Post Office (Reply Post Cards) Act 1882
(45 Vict c.2, 13th March 1882)

An Act to authorise the use of Reply Post Cards.
[13th March 1882.]

WHEREAS the Post Office Act, 1875, authorised the Treasury from time to time by warrant to fix the rates of postage to be charged by or under the authority of the Postmaster-General in respect (among other Postal packets) of post cards, conveyed or delivered for conveyance by post, whether in the United Kingdom or elsewhere, subject to the proviso (among others) that the highest rate for an inland post card shall not exceed one halfpenny:

And whereas it is proposed to issue such reply post cards as herein-after mentioned, and doubts have arisen as to the power to issue the same; and it is expedient to remove such doubts:

Be it therefore enacted, by the Queen's most Excellent Majesty, by and with the advice and consent of the Lords Spiritual and Temporal, and Commons, in this present Parliament assembled, and by the authority of the same, as follows:

1. This Act may be cited as the Post Office (Reply Post Cards) Act, 1882, and this Act may be cited together with the Post Office (Duties) Acts, 1840 to 1875, as the Post Office (Duties) Acts, 1840 to 1882.

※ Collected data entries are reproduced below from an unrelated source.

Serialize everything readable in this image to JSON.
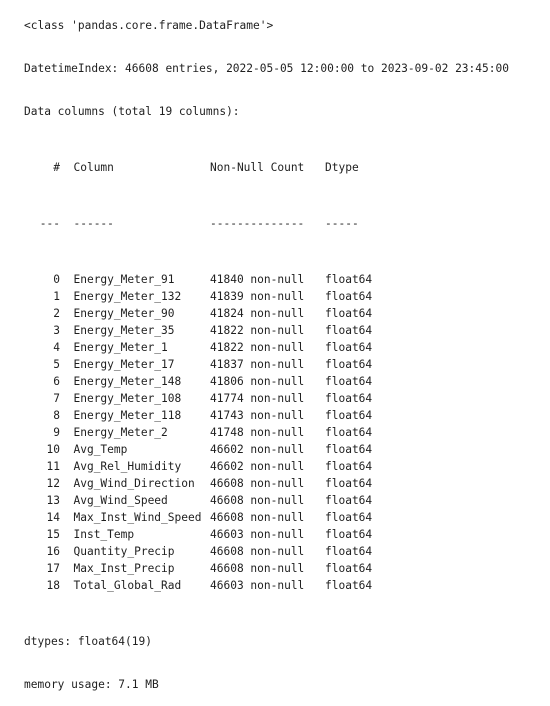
{
  "header": {
    "class_line": "<class 'pandas.core.frame.DataFrame'>",
    "index_line": "DatetimeIndex: 46608 entries, 2022-05-05 12:00:00 to 2023-09-02 23:45:00",
    "columns_line": "Data columns (total 19 columns):"
  },
  "table": {
    "headers": {
      "num": " #",
      "column": "Column",
      "count": "Non-Null Count",
      "dtype": "Dtype"
    },
    "separators": {
      "num": "---",
      "column": "------",
      "count": "--------------",
      "dtype": "-----"
    },
    "rows": [
      {
        "num": "0",
        "column": "Energy_Meter_91",
        "count": "41840 non-null",
        "dtype": "float64"
      },
      {
        "num": "1",
        "column": "Energy_Meter_132",
        "count": "41839 non-null",
        "dtype": "float64"
      },
      {
        "num": "2",
        "column": "Energy_Meter_90",
        "count": "41824 non-null",
        "dtype": "float64"
      },
      {
        "num": "3",
        "column": "Energy_Meter_35",
        "count": "41822 non-null",
        "dtype": "float64"
      },
      {
        "num": "4",
        "column": "Energy_Meter_1",
        "count": "41822 non-null",
        "dtype": "float64"
      },
      {
        "num": "5",
        "column": "Energy_Meter_17",
        "count": "41837 non-null",
        "dtype": "float64"
      },
      {
        "num": "6",
        "column": "Energy_Meter_148",
        "count": "41806 non-null",
        "dtype": "float64"
      },
      {
        "num": "7",
        "column": "Energy_Meter_108",
        "count": "41774 non-null",
        "dtype": "float64"
      },
      {
        "num": "8",
        "column": "Energy_Meter_118",
        "count": "41743 non-null",
        "dtype": "float64"
      },
      {
        "num": "9",
        "column": "Energy_Meter_2",
        "count": "41748 non-null",
        "dtype": "float64"
      },
      {
        "num": "10",
        "column": "Avg_Temp",
        "count": "46602 non-null",
        "dtype": "float64"
      },
      {
        "num": "11",
        "column": "Avg_Rel_Humidity",
        "count": "46602 non-null",
        "dtype": "float64"
      },
      {
        "num": "12",
        "column": "Avg_Wind_Direction",
        "count": "46608 non-null",
        "dtype": "float64"
      },
      {
        "num": "13",
        "column": "Avg_Wind_Speed",
        "count": "46608 non-null",
        "dtype": "float64"
      },
      {
        "num": "14",
        "column": "Max_Inst_Wind_Speed",
        "count": "46608 non-null",
        "dtype": "float64"
      },
      {
        "num": "15",
        "column": "Inst_Temp",
        "count": "46603 non-null",
        "dtype": "float64"
      },
      {
        "num": "16",
        "column": "Quantity_Precip",
        "count": "46608 non-null",
        "dtype": "float64"
      },
      {
        "num": "17",
        "column": "Max_Inst_Precip",
        "count": "46608 non-null",
        "dtype": "float64"
      },
      {
        "num": "18",
        "column": "Total_Global_Rad",
        "count": "46603 non-null",
        "dtype": "float64"
      }
    ]
  },
  "footer": {
    "dtypes_line": "dtypes: float64(19)",
    "memory_line": "memory usage: 7.1 MB"
  }
}
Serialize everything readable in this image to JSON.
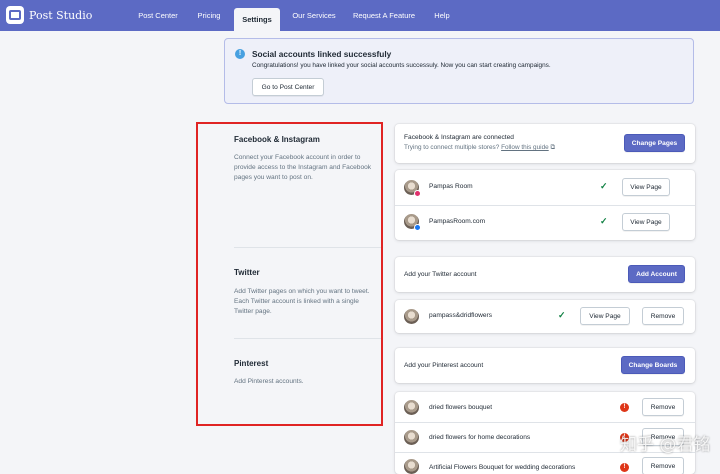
{
  "app": {
    "brand": "Post Studio"
  },
  "nav": [
    {
      "label": "Post Center",
      "active": false
    },
    {
      "label": "Pricing",
      "active": false
    },
    {
      "label": "Settings",
      "active": true
    },
    {
      "label": "Our Services",
      "active": false
    },
    {
      "label": "Request A Feature",
      "active": false
    },
    {
      "label": "Help",
      "active": false
    }
  ],
  "banner": {
    "title": "Social accounts linked successfuly",
    "text": "Congratulations! you have linked your social accounts successuly. Now you can start creating campaigns.",
    "button": "Go to Post Center"
  },
  "sections": {
    "facebook": {
      "title": "Facebook & Instagram",
      "description": "Connect your Facebook account in order to provide access to the Instagram and Facebook pages you want to post on.",
      "status": "Facebook & Instagram are connected",
      "help_prefix": "Trying to connect multiple stores?",
      "help_link": "Follow this guide",
      "action": "Change Pages",
      "accounts": [
        {
          "name": "Pampas Room",
          "status": "connected",
          "action": "View Page",
          "badge_color": "#e1306c"
        },
        {
          "name": "PampasRoom.com",
          "status": "connected",
          "action": "View Page",
          "badge_color": "#1877f2"
        }
      ]
    },
    "twitter": {
      "title": "Twitter",
      "description": "Add Twitter pages on which you want to tweet. Each Twitter account is linked with a single Twitter page.",
      "status": "Add your Twitter account",
      "action": "Add Account",
      "accounts": [
        {
          "name": "pampass&dridflowers",
          "status": "connected",
          "action": "View Page",
          "remove": "Remove"
        }
      ]
    },
    "pinterest": {
      "title": "Pinterest",
      "description": "Add Pinterest accounts.",
      "status": "Add your Pinterest account",
      "action": "Change Boards",
      "boards": [
        {
          "name": "dried flowers bouquet",
          "status": "warning",
          "remove": "Remove"
        },
        {
          "name": "dried flowers for home decorations",
          "status": "warning",
          "remove": "Remove"
        },
        {
          "name": "Artificial Flowers Bouquet for wedding decorations",
          "status": "warning",
          "remove": "Remove"
        }
      ]
    }
  },
  "icons": {
    "info": "!",
    "check": "✓",
    "warning": "!",
    "external": "⧉"
  },
  "colors": {
    "accent": "#5c6ac4",
    "success": "#108043",
    "critical": "#de3618",
    "highlight": "#e02424"
  },
  "watermark": "知乎 @君铭"
}
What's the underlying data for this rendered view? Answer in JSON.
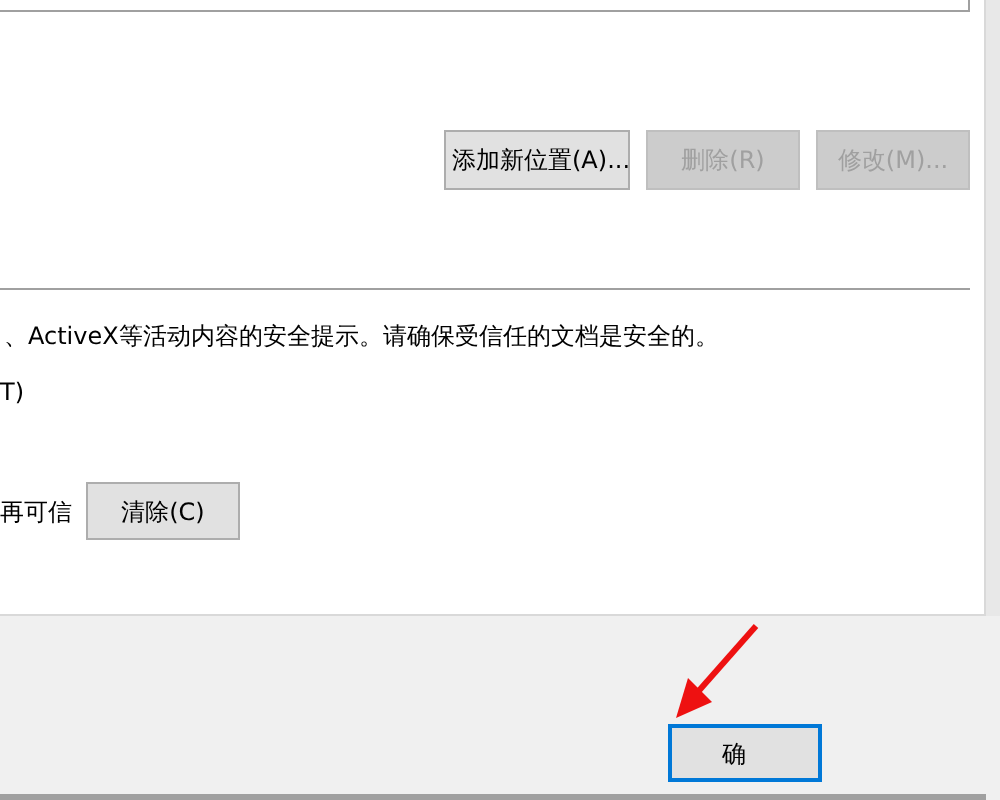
{
  "location_buttons": [
    {
      "label": "添加新位置(A)...",
      "disabled": false
    },
    {
      "label": "删除(R)",
      "disabled": true
    },
    {
      "label": "修改(M)...",
      "disabled": true
    }
  ],
  "warning_text": "、ActiveX等活动内容的安全提示。请确保受信任的文档是安全的。",
  "option_text": "T)",
  "clear_row": {
    "label": "再可信",
    "button": "清除(C)"
  },
  "footer_buttons": [
    {
      "label": "确",
      "default": true
    }
  ]
}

2. Nothing in the Post Office (Duties) Acts, 1840 to 1875, or any of them, shall be deemed to prevent the issue of a reply post card, or the fixing of a rate of postage for a reply post card not exceeding double the rate charged for an ordinary post card.

A "reply post card" means a post card of such a character that the person receiving the same through the post may without further payment again transmit the same or a part thereof through the post.

A reply post card or any part thereof which may be again transmitted through the post without further payment shall be deemed to be a postal packet within the meaning of the above-mentioned Acts.